The First Circuit noted that each item in the list is a gerund, and parallelism requires that “every element of a parallel series must be a functional match of the others . . . and serve the same grammatical function . . . .” O’Connor v. Oakhurst Dairy, --- F.3d ---, 2017 WL 957195 at *5 (1st Cir. 2017) (citing The Chicago Manual of Style § 5.212 (16th ed. 2010)). Each gerund refers to a stand-alone activity; therefore, “packing”—the last gerund in the list—applies to both “shipment” and “distribution.” And the lack of the serial or Oxford comma, when coupled with the court’s other grammar observations, led the court to conclude that “for want of a comma” the drivers were entitled to overtime.

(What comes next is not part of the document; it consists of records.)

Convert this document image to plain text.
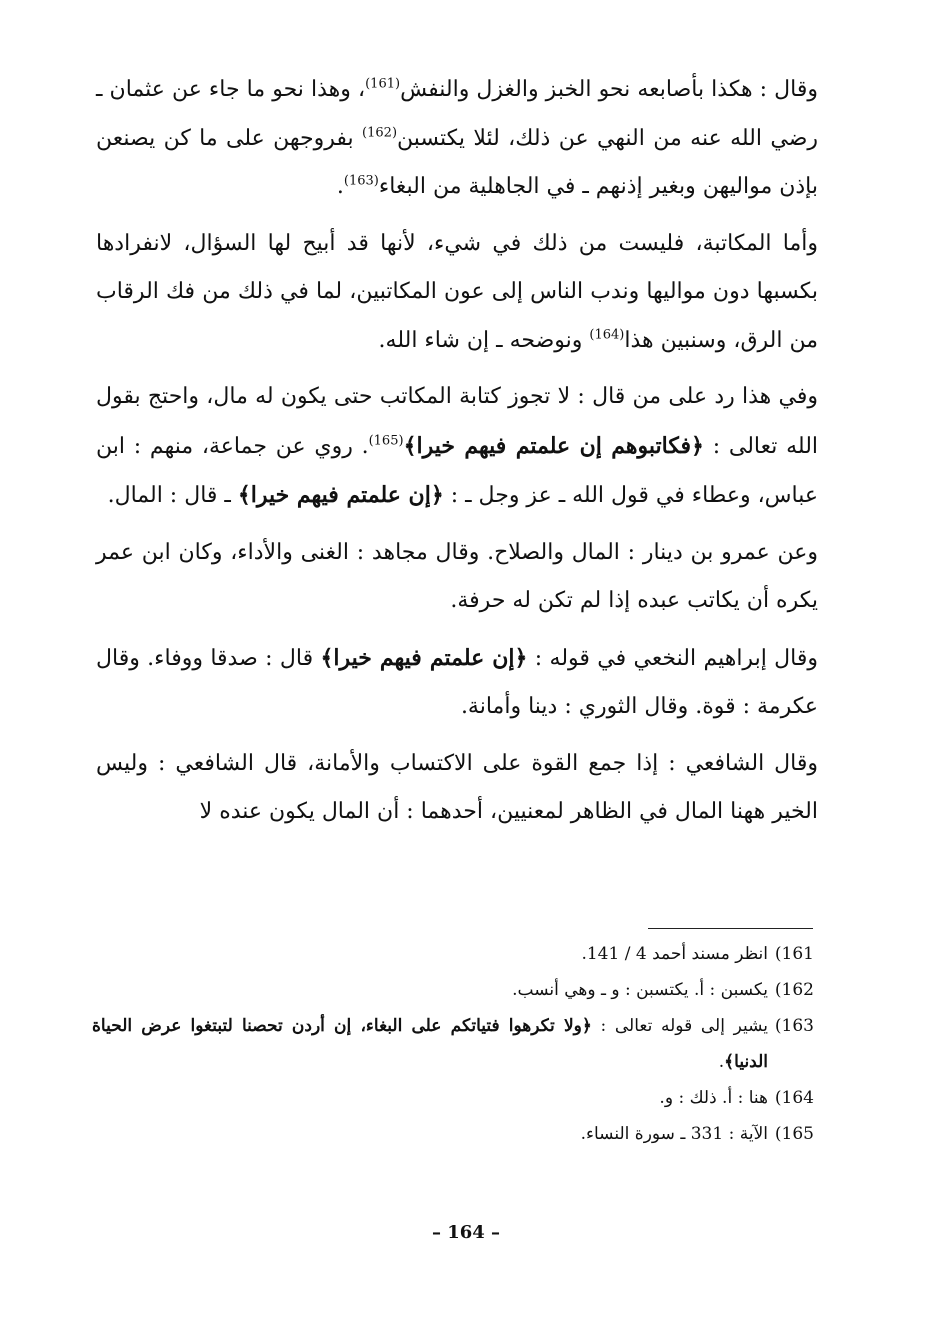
وقال : هكذا بأصابعه نحو الخبز والغزل والنفش$^{(161)}$، وهذا نحو ما جاء عن عثمان ـ رضي الله عنه من النهي عن ذلك، لئلا يكتسبن$^{(162)}$ بفروجهن على ما كن يصنعن بإذن مواليهن وبغير إذنهم ـ في الجاهلية من البغاء$^{(163)}$.

وأما المكاتبة، فليست من ذلك في شيء، لأنها قد أبيح لها السؤال، لانفرادها بكسبها دون مواليها وندب الناس إلى عون المكاتبين، لما في ذلك من فك الرقاب من الرق، وسنبين هذا$^{(164)}$ ونوضحه ـ إن شاء الله.

وفي هذا رد على من قال : لا تجوز كتابة المكاتب حتى يكون له مال، واحتج بقول الله تعالى : ﴿فكاتبوهم إن علمتم فيهم خيرا﴾$^{(165)}$. روي عن جماعة، منهم : ابن عباس، وعطاء في قول الله ـ عز وجل ـ : ﴿إن علمتم فيهم خيرا﴾ ـ قال : المال.

وعن عمرو بن دينار : المال والصلاح. وقال مجاهد : الغنى والأداء، وكان ابن عمر يكره أن يكاتب عبده إذا لم تكن له حرفة.

وقال إبراهيم النخعي في قوله : ﴿إن علمتم فيهم خيرا﴾ قال : صدقا ووفاء. وقال عكرمة : قوة. وقال الثوري : دينا وأمانة.

وقال الشافعي : إذا جمع القوة على الاكتساب والأمانة، قال الشافعي : وليس الخير ههنا المال في الظاهر لمعنيين، أحدهما : أن المال يكون عنده لا

161)
انظر مسند أحمد 4 / 141.
162)
يكسبن : أ. يكتسبن : و ـ وهي أنسب.
163)
يشير إلى قوله تعالى : ﴿ولا تكرهوا فتياتكم على البغاء، إن أردن تحصنا لتبتغوا عرض الحياة الدنيا﴾.
164)
هنا : أ. ذلك : و.
165)
الآية : 331 ـ سورة النساء.
– 164 –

Some of you were trained not to use the serial comma, but I urge you to follow The Chicago Manual of Style: “Chicago strongly recommends this widely practiced usage . . . since it prevents ambiguity.” The Chicago Manual of Style § 6.18 (16th ed. 2010). By quoting Chicago’s use of “since” I made the skin of some of you crawl; you prefer or insist that “since” be used only in the temporal sense; you prefer that “because” be used here. You are free to reject “since” in a causation sense, but such use pre-dates Chaucer. Superstitions, Bryan A. Garner, Garner’s Modern English Usage (4th ed. 2016), at p. 877. So I wouldn't be too hard on those who use "since" in both senses.